Credit: Shutterstock/George Harrison

It might have been fun for everybody else, but we never saw the Beatles. We’re the only four people who never got to see us.

Known as ‘the quiet Beatle’, George Harrison is fondly remembered by fans for his songwriting abilities and haunting tunes. Although he was in the shadow of bandmates John Lennon and Paul McCartney, his songs have become just as much part of the musical canon; despite being a less-prolific songwriter, hits such as Here Comes the Sun, While my Guitar Gently Weeps and Something are timeless classics in their own rights. Harrison was also responsible for the band’s Indian influences, introducing the sound of the sitar to British audiences.
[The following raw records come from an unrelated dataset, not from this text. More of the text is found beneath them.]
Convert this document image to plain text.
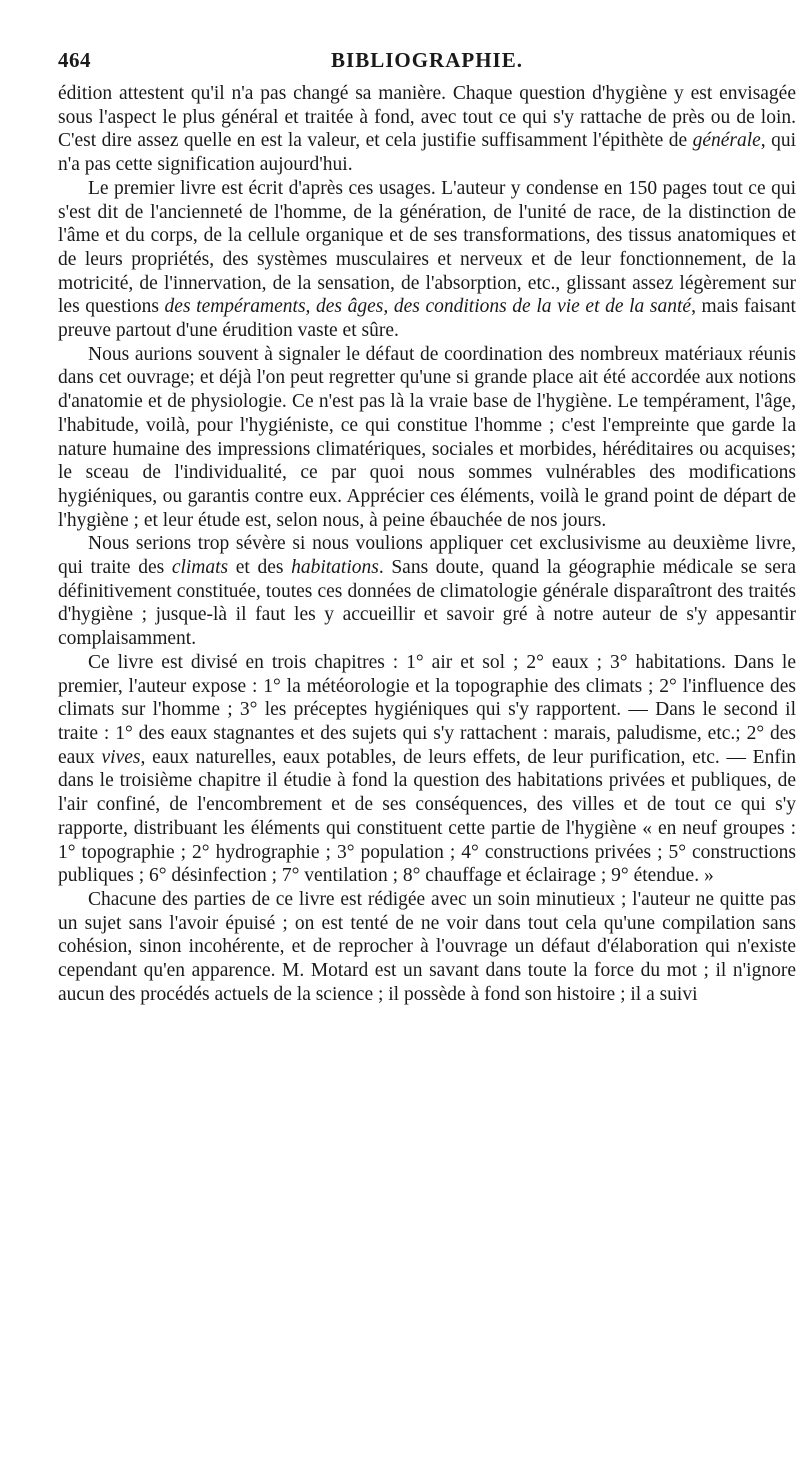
464	BIBLIOGRAPHIE.

édition attestent qu'il n'a pas changé sa manière. Chaque question d'hygiène y est envisagée sous l'aspect le plus général et traitée à fond, avec tout ce qui s'y rattache de près ou de loin. C'est dire assez quelle en est la valeur, et cela justifie suffisamment l'épithète de générale, qui n'a pas cette signification aujourd'hui.

Le premier livre est écrit d'après ces usages. L'auteur y condense en 150 pages tout ce qui s'est dit de l'ancienneté de l'homme, de la génération, de l'unité de race, de la distinction de l'âme et du corps, de la cellule organique et de ses transformations, des tissus anatomiques et de leurs propriétés, des systèmes musculaires et nerveux et de leur fonctionnement, de la motricité, de l'innervation, de la sensation, de l'absorption, etc., glissant assez légèrement sur les questions des tempéraments, des âges, des conditions de la vie et de la santé, mais faisant preuve partout d'une érudition vaste et sûre.

Nous aurions souvent à signaler le défaut de coordination des nombreux matériaux réunis dans cet ouvrage; et déjà l'on peut regretter qu'une si grande place ait été accordée aux notions d'anatomie et de physiologie. Ce n'est pas là la vraie base de l'hygiène. Le tempérament, l'âge, l'habitude, voilà, pour l'hygiéniste, ce qui constitue l'homme ; c'est l'empreinte que garde la nature humaine des impressions climatériques, sociales et morbides, héréditaires ou acquises; le sceau de l'individualité, ce par quoi nous sommes vulnérables des modifications hygiéniques, ou garantis contre eux. Apprécier ces éléments, voilà le grand point de départ de l'hygiène ; et leur étude est, selon nous, à peine ébauchée de nos jours.

Nous serions trop sévère si nous voulions appliquer cet exclusivisme au deuxième livre, qui traite des climats et des habitations. Sans doute, quand la géographie médicale se sera définitivement constituée, toutes ces données de climatologie générale disparaîtront des traités d'hygiène ; jusque-là il faut les y accueillir et savoir gré à notre auteur de s'y appesantir complaisamment.

Ce livre est divisé en trois chapitres : 1° air et sol ; 2° eaux ; 3° habitations. Dans le premier, l'auteur expose : 1° la météorologie et la topographie des climats ; 2° l'influence des climats sur l'homme ; 3° les préceptes hygiéniques qui s'y rapportent. — Dans le second il traite : 1° des eaux stagnantes et des sujets qui s'y rattachent : marais, paludisme, etc.; 2° des eaux vives, eaux naturelles, eaux potables, de leurs effets, de leur purification, etc. — Enfin dans le troisième chapitre il étudie à fond la question des habitations privées et publiques, de l'air confiné, de l'encombrement et de ses conséquences, des villes et de tout ce qui s'y rapporte, distribuant les éléments qui constituent cette partie de l'hygiène « en neuf groupes : 1° topographie ; 2° hydrographie ; 3° population ; 4° constructions privées ; 5° constructions publiques ; 6° désinfection ; 7° ventilation ; 8° chauffage et éclairage ; 9° étendue. »

Chacune des parties de ce livre est rédigée avec un soin minutieux ; l'auteur ne quitte pas un sujet sans l'avoir épuisé ; on est tenté de ne voir dans tout cela qu'une compilation sans cohésion, sinon incohérente, et de reprocher à l'ouvrage un défaut d'élaboration qui n'existe cependant qu'en apparence. M. Motard est un savant dans toute la force du mot ; il n'ignore aucun des procédés actuels de la science ; il possède à fond son histoire ; il a suivi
They youngest of the fab four, Harrison was only 14 when he first joined the group after making friends with Paul McCartney on the school bus. John Lennon was initially reluctant to let someone so young into the band, but was convinced after hearing Harrison play. The decision proved a good one, despite some early issues – the Beatles were booked in to play a series of nights at a club in Hamburg when the proprietors discovered that the band’s guitarist was underage, and the foursome were promptly ejected from the premises.

Later in life Harrison expanded his artistic repertoire, moving into film production and enjoying a string of successes with his production company Handmade Films. He helped to produce and finance such classics as Monty Python’s Life of Brian, after EMI dropped the film for fear that it would incur the wrath of the Church, and the anarchic cult hit Withnail and I. He would not enjoy success in music again until the late 1980s, when he joined Jeff Lynne, Bob Dylan, Roy Orbison and Tom Petty to form the supergroup The Travelling Wilburys, with whom he engaged on his first international tour for 18 years.

George Harrison lived the rest of life quietly, in a restored 19th Century manor house. When he died his ashes were scattered in a traditional Hindu ceremony in India.